Amar a un hombre que huye siempre, un hombre comprometido con un ideal, un hombre que defiende a la patria de las garras del opresor, donde se sitúa el amante de la maestra que, debido a los tantos menesteres no hace más que entregar su cuerpo al sargento a cambio de un poco de estabilidad y seguridad.
Amor es lealtad, escribe la autora. Pero, ¿qué es la lealtad?, una pregunta demasiado complicada cuando el hambre o la enfermedad aguijonan horriblemente.
La tristeza de añorar a un gran amor que no sabes si ha de regresar, ese que deja huellas de la pasión vivida en noches de verano.

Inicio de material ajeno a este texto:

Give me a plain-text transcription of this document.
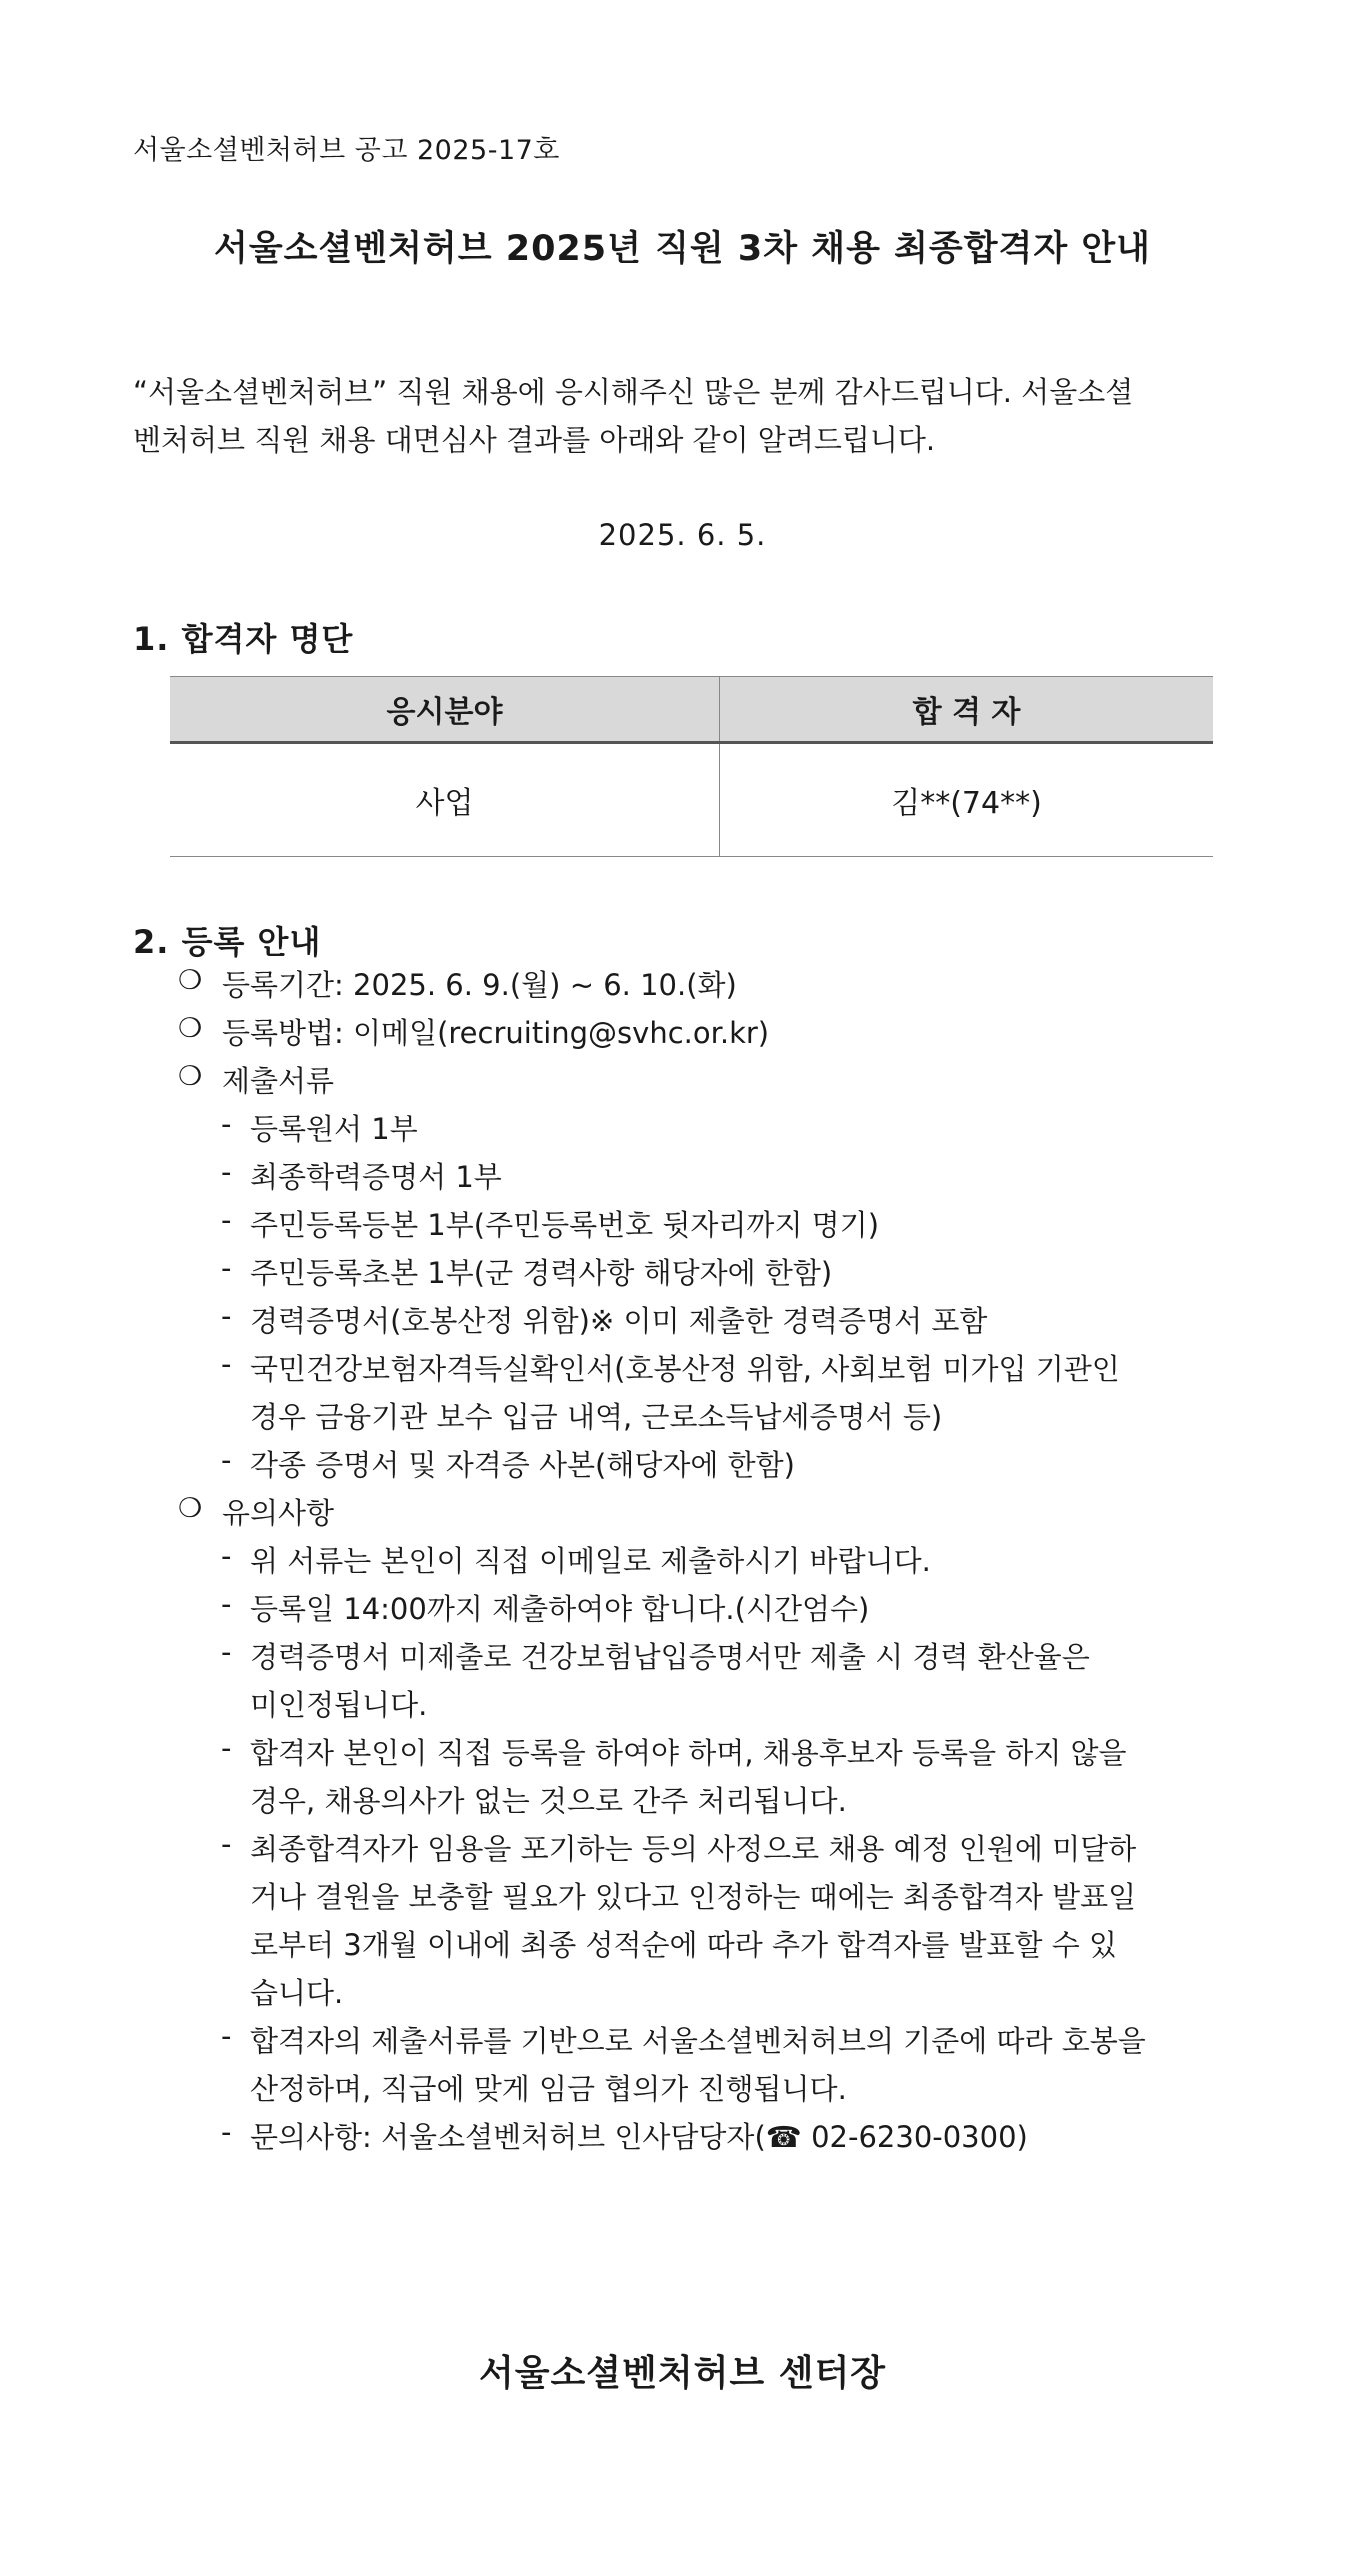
서울소셜벤처허브 공고 2025-17호
서울소셜벤처허브 2025년 직원 3차 채용 최종합격자 안내
“서울소셜벤처허브” 직원 채용에 응시해주신 많은 분께 감사드립니다. 서울소셜
벤처허브 직원 채용 대면심사 결과를 아래와 같이 알려드립니다.
2025. 6. 5.
1. 합격자 명단
응시분야	합 격 자
사업	김**(74**)
2. 등록 안내
❍ 등록기간: 2025. 6. 9.(월) ~ 6. 10.(화)
❍ 등록방법: 이메일(recruiting@svhc.or.kr)
❍ 제출서류
- 등록원서 1부
- 최종학력증명서 1부
- 주민등록등본 1부(주민등록번호 뒷자리까지 명기)
- 주민등록초본 1부(군 경력사항 해당자에 한함)
- 경력증명서(호봉산정 위함)※ 이미 제출한 경력증명서 포함
- 국민건강보험자격득실확인서(호봉산정 위함, 사회보험 미가입 기관인
경우 금융기관 보수 입금 내역, 근로소득납세증명서 등)
- 각종 증명서 및 자격증 사본(해당자에 한함)
❍ 유의사항
- 위 서류는 본인이 직접 이메일로 제출하시기 바랍니다.
- 등록일 14:00까지 제출하여야 합니다.(시간엄수)
- 경력증명서 미제출로 건강보험납입증명서만 제출 시 경력 환산율은
미인정됩니다.
- 합격자 본인이 직접 등록을 하여야 하며, 채용후보자 등록을 하지 않을
경우, 채용의사가 없는 것으로 간주 처리됩니다.
- 최종합격자가 임용을 포기하는 등의 사정으로 채용 예정 인원에 미달하
거나 결원을 보충할 필요가 있다고 인정하는 때에는 최종합격자 발표일
로부터 3개월 이내에 최종 성적순에 따라 추가 합격자를 발표할 수 있
습니다.
- 합격자의 제출서류를 기반으로 서울소셜벤처허브의 기준에 따라 호봉을
산정하며, 직급에 맞게 임금 협의가 진행됩니다.
- 문의사항: 서울소셜벤처허브 인사담당자(☎ 02-6230-0300)
서울소셜벤처허브 센터장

Cita el poema 20 de Neruda: «cómo no haber amado sus grandes ojos fijos».
Pero Aguilar también confronta el amor con la rutina, ¿acaso la rutina mata el amor? Rosario dice: «Ella ya no lo amaría tanto si él se hubiera quedado con ella…haciendo las cosas cotidianas de, rutina, luchando… junto a ella…
El amor verdadero sobrevive realmente a todas las vicisitudes. El escritor bíblico Pablo de Tarso escribió: «El amor nunca deja de ser». (Corintios 13:8)
Sorprende esta novela, sorprende Aguilar con tan brillantes deducciones cargadas de realismo crudo.
El Guerrillero es un viaje por tantos tópicos de la vida como, el dolor. Hace una brillante deducción con una frase muy profunda por medio del recurso de comparación: «Dolor, como líneas paralelas que más que se prolongan, nunca se encuentran». Callar para estar seguro también es doloroso.
Trazar una línea delicada entre las contradicciones de la política fue un argumento valiente en el desarrollo de la novela: «Y él quería paz a través de la revolución, pero revolución es sangre, revuelta y hombres que mueren y niños que pasan hambre».
El Guerrillero pareciera una novela sencilla, carente de recursos, pero de vez en cuando nos da una muestra del talento de la autora. La descripción topográfica y de las actividades económicas del país se mencionan de forma sutil.
Intensa, grandiosa, triste. Una novela que nos conduce por todos los caminos que recorre la mujer, una biografía de lo que significa ser mujer.
Temas existenciales como la vida y la muerte, el amor y el aprender a amar como tema tabú. La crueldad humana materializada en la tortura.
Y temas tan propios de nuestros tiempos, tan vigentes como el errar y ser el blanco de críticas destructivas por dar rienda suelta a los placeres de la carne, arriesgando la propia dignidad. Temas tan delicados como el aborto. Aguilar no juzga ni ensalza esta acción pero demuestra que un error siempre dejará huellas imborrables, y para una mujer, en una sociedad machista, significa ser blanco eterno.
El sabor dejado por El Guerrillero es agridulce, triste, y doloroso, pero a la vez lleno de muchas emociones que se viven durante el desarrollo de la narrativa. La esperanza de volver a ver al gran amor de su vida, de amar a un hombre que declaró su amor a la patria y a la lucha revolucionaria:
«Seguí el curso de las aguas que desgraciadamente corren en sentido opuesto a mi vida. Pero no te dejés atrapar amor».
Así culmina Aguilar su novela El Guerrillero. Una novela que muestra las muchas vidas de las mujeres, creando una vigencia que sobrevivirá en cualquier tiempo que sea leída.